Eu ficaria todo contente e retorquiria:

- Finalmente alguém que vem cá, não para não trabalhar, mas com o intuito de constituir família - levaria de mim um abraço e, no receituário, a página dos classificados para adultos, deixando-me um sorriso de dever cumprido.

Se recorresse à consulta uma rapariga, muito contente por ter iniciado a prática de exercício físico com uma amiga, dizendo que cada uma tinha perdido 20 quilos eu, no auge da minha desinibição fronto-temporal, dar-lhe-ia os parabéns por, sem qualquer ajuda, ter rapidamente encontrado os 20 quilos de cada uma. De imediato ligava para o Zoomarine, confiante de que estaria a ligar para o 112, e enquanto aguardava que chegassem, molhava-lhe a pele, tentando que sobrevivesse.

Poderia, até, prescrever Valium para quadros de incontinência fecal:

- Então, senhor João, melhorou?

- Melhorei muito doutor. Mantenho a incontinência, mas agora não me importo.

E tínhamos mais uma pessoa contente com a sustentabilidade do Sistema Nacional de Saúde.

Teria, ainda, o estatuto da idade, que me permitiria dizer o que me apetecesse à custa do despedimento do bom-senso:

- Doutor, dói-me quando toco aqui. O que é que eu faço?

-
Simples, não toque aí - e tinha alta da consulta.

- Doutor, tem alguma coisa contra a dor de cabeça?

- Eu? Nada. Não tenho mesmo nada contra, pode tê-la à vontade – saindo, eu, com aquela sensação de realização pessoal e sentimento de missão cumprida.

- Doutor parti a perna em dois sítios. O que é que faço?

-
O meu conselho é que não volte a frequentar esses sítios - diria do alto do meu quadro demencial.
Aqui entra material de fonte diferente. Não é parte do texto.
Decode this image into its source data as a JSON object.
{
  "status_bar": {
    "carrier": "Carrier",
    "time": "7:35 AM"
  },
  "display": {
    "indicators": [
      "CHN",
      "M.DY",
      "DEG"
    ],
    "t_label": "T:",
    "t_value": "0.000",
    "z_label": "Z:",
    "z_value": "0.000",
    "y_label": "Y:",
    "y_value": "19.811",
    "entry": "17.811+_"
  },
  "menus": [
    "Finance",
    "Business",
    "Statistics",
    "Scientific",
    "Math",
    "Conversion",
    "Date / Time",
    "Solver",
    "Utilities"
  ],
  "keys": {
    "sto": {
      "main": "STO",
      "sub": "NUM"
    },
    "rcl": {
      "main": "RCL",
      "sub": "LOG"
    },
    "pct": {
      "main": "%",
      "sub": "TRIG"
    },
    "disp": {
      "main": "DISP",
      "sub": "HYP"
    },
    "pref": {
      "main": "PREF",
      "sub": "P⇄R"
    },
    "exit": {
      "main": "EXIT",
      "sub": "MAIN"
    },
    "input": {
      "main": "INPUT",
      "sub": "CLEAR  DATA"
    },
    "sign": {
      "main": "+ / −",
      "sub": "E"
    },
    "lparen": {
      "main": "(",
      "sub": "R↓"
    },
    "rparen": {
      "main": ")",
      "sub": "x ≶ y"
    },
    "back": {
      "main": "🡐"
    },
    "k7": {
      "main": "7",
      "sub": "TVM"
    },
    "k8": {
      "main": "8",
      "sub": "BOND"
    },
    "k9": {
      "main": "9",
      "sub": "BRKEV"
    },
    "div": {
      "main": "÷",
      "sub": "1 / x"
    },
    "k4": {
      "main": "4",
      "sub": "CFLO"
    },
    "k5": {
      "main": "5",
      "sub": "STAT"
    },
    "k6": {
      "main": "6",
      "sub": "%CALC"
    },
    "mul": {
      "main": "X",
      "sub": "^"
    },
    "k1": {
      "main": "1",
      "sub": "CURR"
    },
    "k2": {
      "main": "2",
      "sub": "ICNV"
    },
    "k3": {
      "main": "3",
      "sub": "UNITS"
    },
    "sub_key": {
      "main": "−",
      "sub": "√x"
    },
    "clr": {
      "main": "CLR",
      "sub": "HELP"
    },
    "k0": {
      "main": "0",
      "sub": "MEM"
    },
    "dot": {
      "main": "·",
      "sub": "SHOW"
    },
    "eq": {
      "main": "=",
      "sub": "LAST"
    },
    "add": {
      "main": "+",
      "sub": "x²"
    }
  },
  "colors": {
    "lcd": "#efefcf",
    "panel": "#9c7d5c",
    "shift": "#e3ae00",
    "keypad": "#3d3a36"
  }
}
A faixa etária permitir-me-ia, também, chamar alguém pelo intercomunicador:

- Senhora da fístula anal.

A senhora entraria a correr pelo consultório, em fúria, gritando:

- Porque é que me chamou assim?

Ao que eu, imponentemente senil, argumentaria:

- Sigilo profissional. Não digo nomes.

O estado, esse grande amigo, quer que tudo isto aconteça. Caso contrário, não forçava, ano após ano, a perda de dignidade nem reforçava o desprestígio. Enfatizam, diariamente, a importância dos números e fazem sentir-nos um. Somos descartáveis e tóxicos como o plástico, que passa de uma vida útil a poluição à deriva no mar.

A idade absurda para a qual protelam a reforma leva-me a pensar, estupidamente, que não nos querem como pensionistas. E levo a peito, claro. Ao ponto de cismar com isso todos os dias. E convenhamos: esta cisma já é coisa de velho.

Se assim for, prefiro que me avisem já, que estou em início de vida e preciso de me organizar. Há políticos, bem relacionados, que já se anteciparam: Robles comprou um imóvel para ser habitado pela irmã, António Costa comprou uma casa para a filha e um ex-primeiro ministro tem dinheiro emprestado de um amigo, talvez porque o preço do pão já não dá para grandes luxos. Portanto, ou faço um PPR ou faço filhos, com o intuito de aumentar a família e esperar actos solidários desses. É que, o meu único e bom amigo é o estado, e esse não tem sido muito certo. E ao amigo que não é certo, com um olho fechado e outro aberto.